The Note: Making It Real

McCain and Clinton both saw their political fortunes rise in New Hampshire.

ByABC News
February 11, 2009, 2:11 AM

July 13, 2007 — -- Tossing aside all subtlety on this Friday the 13th. . . . Sen. Barack Obama, D-Ill., wants us to know that he's black (but doesn't want us to know that so many black voters are still supporting another candidate). Former senator John Edwards, D-N.C., wants us to know he cares about poor people (but not that he worked for the same type of hedge fund he now wants to hike taxes on). Former governor Mitt Romney, R-Mass., wants us to know he's married to his high-school sweetheart (but not about those not-so-nice things he's said about GOP orthodoxy).

Sen. Hillary Rodham Clinton, D-N.Y., wants us to know she's married to Bill Clinton (but would rather we hadn't overheard her make some type of secret pact with Edwards.) And Sen. John McCain, R-Ariz., wants us to know what he thinks about Iraq -- if only he could get us to stop everyone from focusing on his campaign turmoil. (Going 24 hours without losing a high-level staffer -- or at least maintaining a campaign balance carrying seven digits -- would help.)

On the day that the original "Comeback Kid" makes his first campaign trip to New Hampshire on behalf of his wife, McCain is vying for his own comeback -- but this is a much different campaign than we've seen from him. ABC's John Berman reports that McCain flew commercial last night to New Hampshire and stayed at a Courtyard Marriott -- even as Romney hosted much of the national political press corps at his $10 million lakefront home on Lake Winnipesaukee (where one of his neighbors is Mr. Marriott). McCain has his son, Jimmy, a US Marine, with him on the trail, but no campaign bus -- cutting costs -- and only a bare-bones staff.

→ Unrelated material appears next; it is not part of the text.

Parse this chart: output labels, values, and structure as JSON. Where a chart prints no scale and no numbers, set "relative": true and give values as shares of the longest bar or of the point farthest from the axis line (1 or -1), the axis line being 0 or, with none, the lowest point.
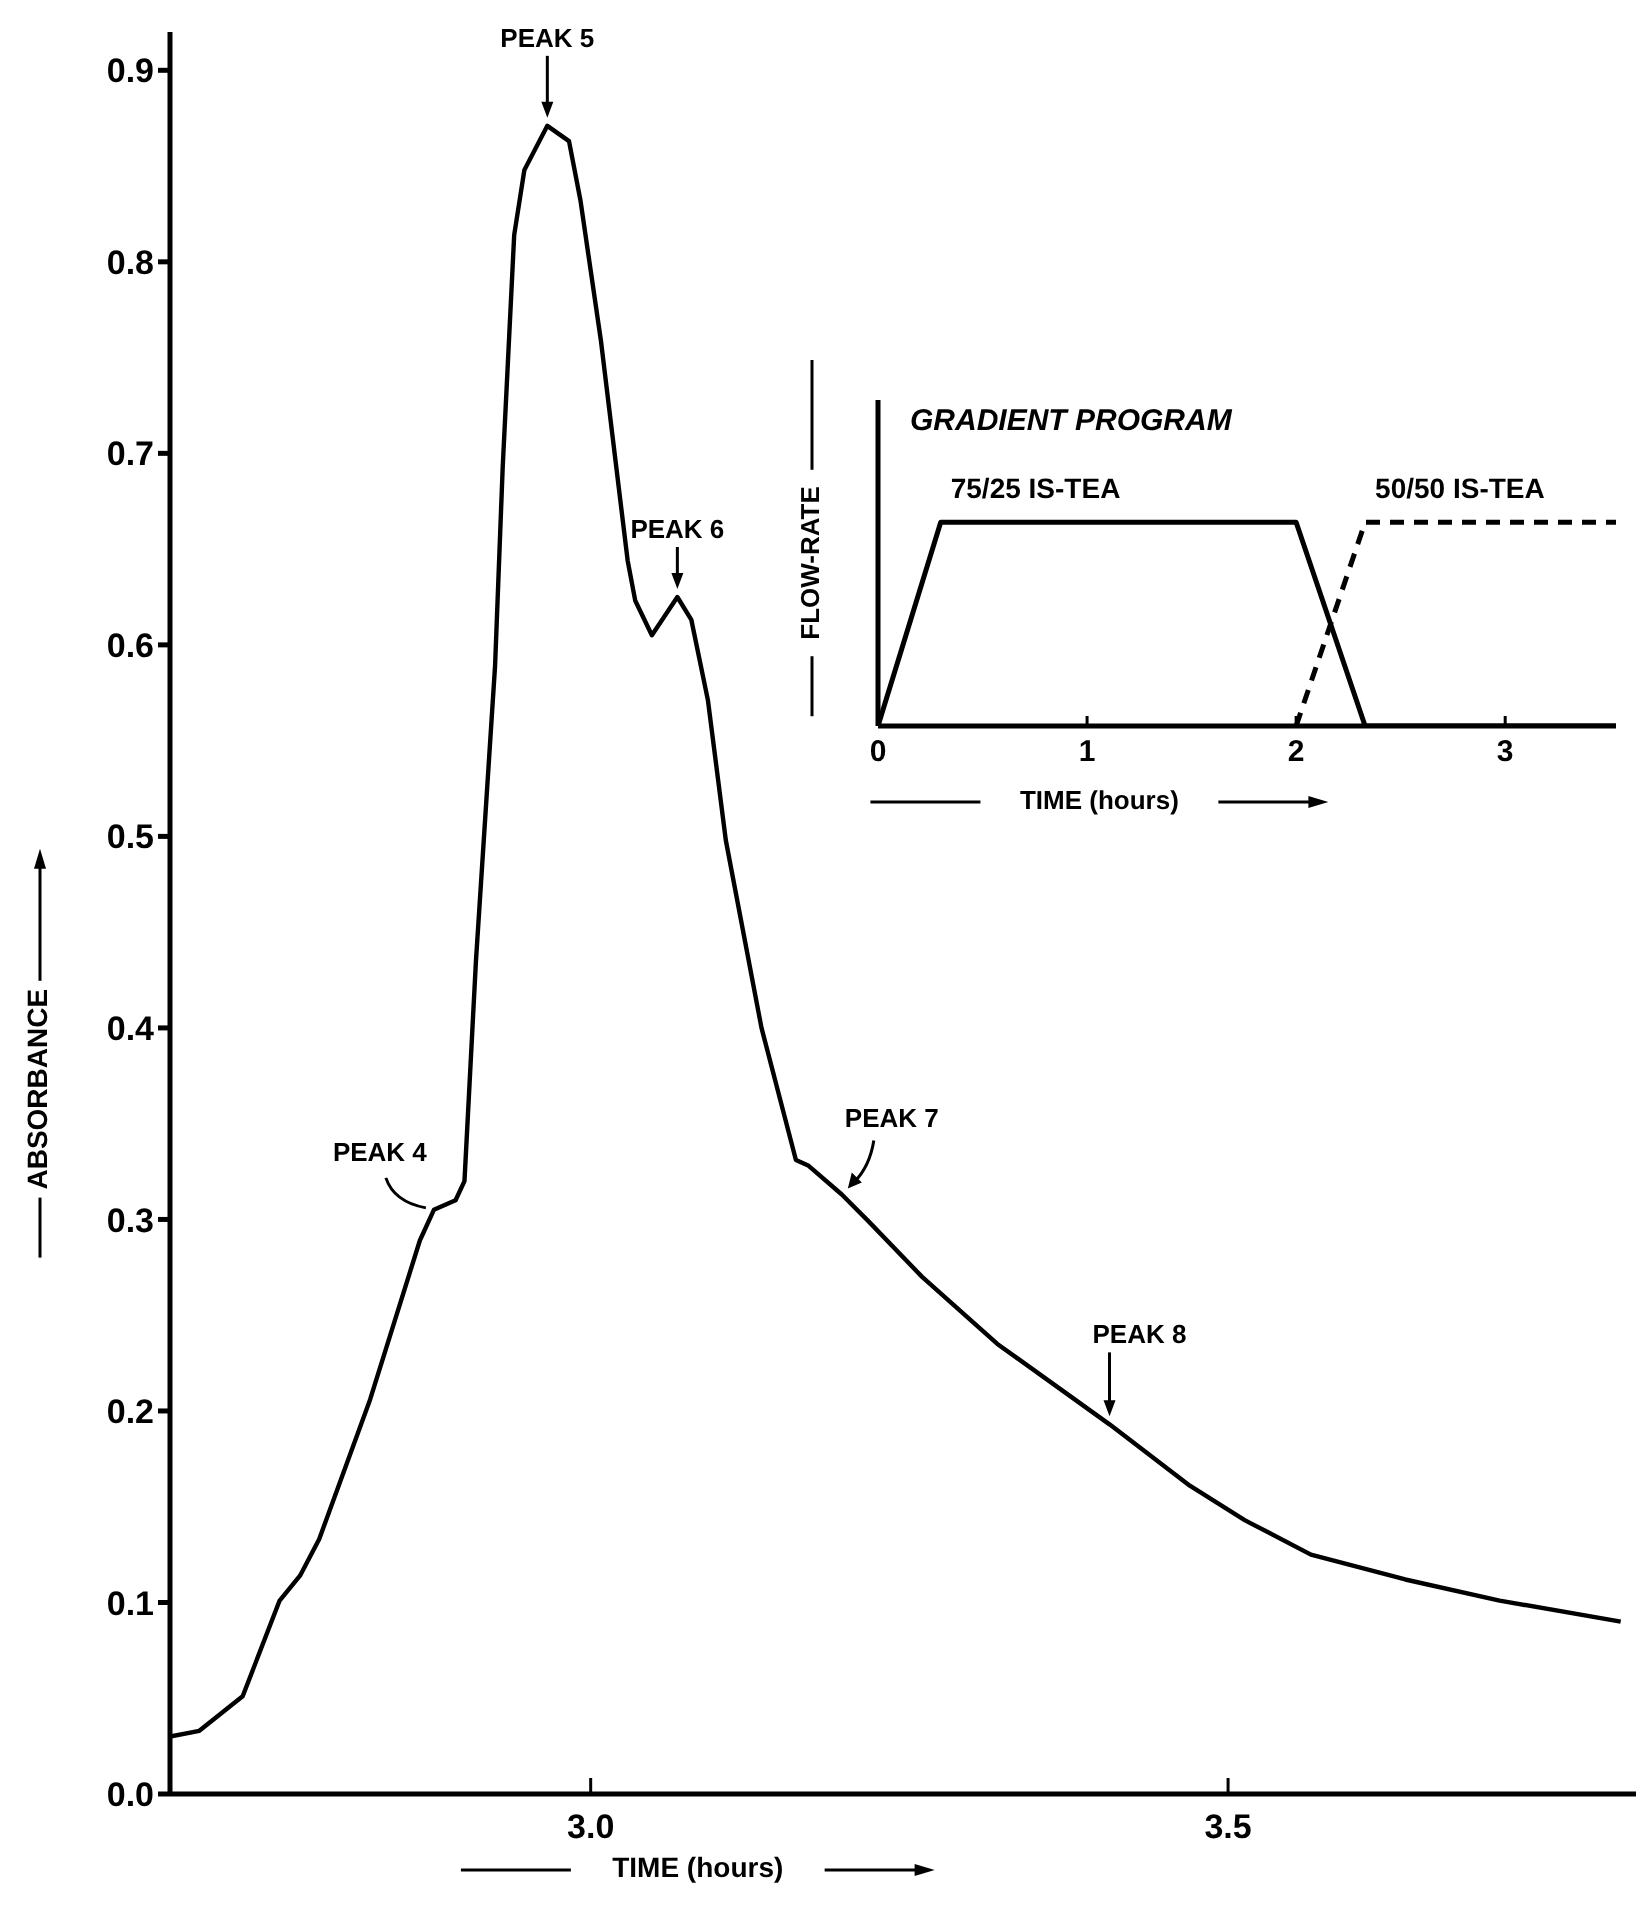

Per excerpts released by his campaign, McCain plans to get tough with the Iraqi government with a 1 pm ET speech in Concord: "The Iraqi government can function; the question is whether it will. If there is to be hope of a sustainable end to the violence that so plagues that country, Iraqi political leaders must seize this opportunity. It will not come around again." Yet Iraq is a difficult issue upon which to rebuild a flagging campaign (until/unless McCain makes a dramatic shift, at least). And the revelation that he has as little as $250,000 in unencumbered cash in his campaign account raises an even more fundamental question for him: Does he have the money to stay in the race if he can't afford to keep the Straight Talk Express fueled up? Gas is expensive these days, and it's tough to run a campaign on stubbornness alone.

Post-release of the administration's status report that indicated little progress by the Iraqi government, Senate Democrats assailed the president's war strategy and seized on the opportunity to push legislation that calls for withdrawal of U.S. troops from Iraq. Under questioning yesterday from ABC's Jake Tapper, Senate Majority Leader Harry Reid, D-Nev, refused to answer whether the United States had a moral obligation to secure the war-torn nation for Iraqis or whether the withdrawal of U.S. forces would make the country safer for the tens of millions of Iraqis who live in the country today.

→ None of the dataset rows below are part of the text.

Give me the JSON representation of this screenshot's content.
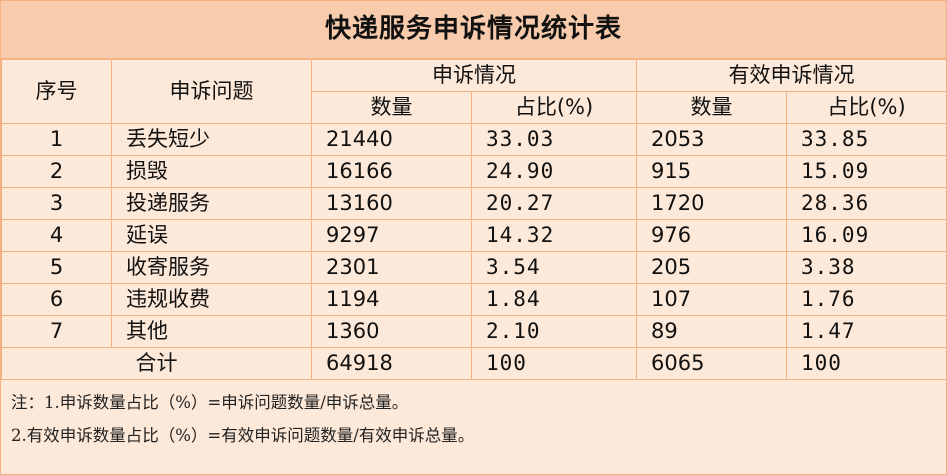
{
  "title": "快递服务申诉情况统计表",
  "headers": {
    "seq": "序号",
    "issue": "申诉问题",
    "complaints": "申诉情况",
    "valid_complaints": "有效申诉情况",
    "count": "数量",
    "ratio": "占比(%)",
    "valid_count": "数量",
    "valid_ratio": "占比(%)"
  },
  "rows": [
    {
      "seq": "1",
      "issue": "丢失短少",
      "count": "21440",
      "ratio": "33.03",
      "valid_count": "2053",
      "valid_ratio": "33.85"
    },
    {
      "seq": "2",
      "issue": "损毁",
      "count": "16166",
      "ratio": "24.90",
      "valid_count": "915",
      "valid_ratio": "15.09"
    },
    {
      "seq": "3",
      "issue": "投递服务",
      "count": "13160",
      "ratio": "20.27",
      "valid_count": "1720",
      "valid_ratio": "28.36"
    },
    {
      "seq": "4",
      "issue": "延误",
      "count": "9297",
      "ratio": "14.32",
      "valid_count": "976",
      "valid_ratio": "16.09"
    },
    {
      "seq": "5",
      "issue": "收寄服务",
      "count": "2301",
      "ratio": "3.54",
      "valid_count": "205",
      "valid_ratio": "3.38"
    },
    {
      "seq": "6",
      "issue": "违规收费",
      "count": "1194",
      "ratio": "1.84",
      "valid_count": "107",
      "valid_ratio": "1.76"
    },
    {
      "seq": "7",
      "issue": "其他",
      "count": "1360",
      "ratio": "2.10",
      "valid_count": "89",
      "valid_ratio": "1.47"
    }
  ],
  "total": {
    "label": "合计",
    "count": "64918",
    "ratio": "100",
    "valid_count": "6065",
    "valid_ratio": "100"
  },
  "notes": [
    "注：1.申诉数量占比（%）=申诉问题数量/申诉总量。",
    "2.有效申诉数量占比（%）=有效申诉问题数量/有效申诉总量。"
  ],
  "colors": {
    "background": "#fde9d9",
    "title_band": "#f8cbad",
    "border": "#f4b183"
  }
}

As for President Bush, he wants everyone to know that he really, really doesn't care what Congress has to say about the war. "I don't think Congress ought to be running a war. I think they ought to be funding our troops," he said yesterday, channeling his inner teenager in asking his parents to just hand over the car keys and get out of his way. Surprise -- Congress has a somewhat different view of its constitutional role. The House voted last night to require the US to withdraw combat troops from Iraq by April 1. The not-so-bad news for Bush: Only four Republicans joined Democrats in the final tally, and he appears to be holding back the tide in the Senate. "President Bush appeared Thursday to win two more months for his 'surge' strategy in Iraq," write Maura Reynolds and Noam Levey of the Los Angeles Times.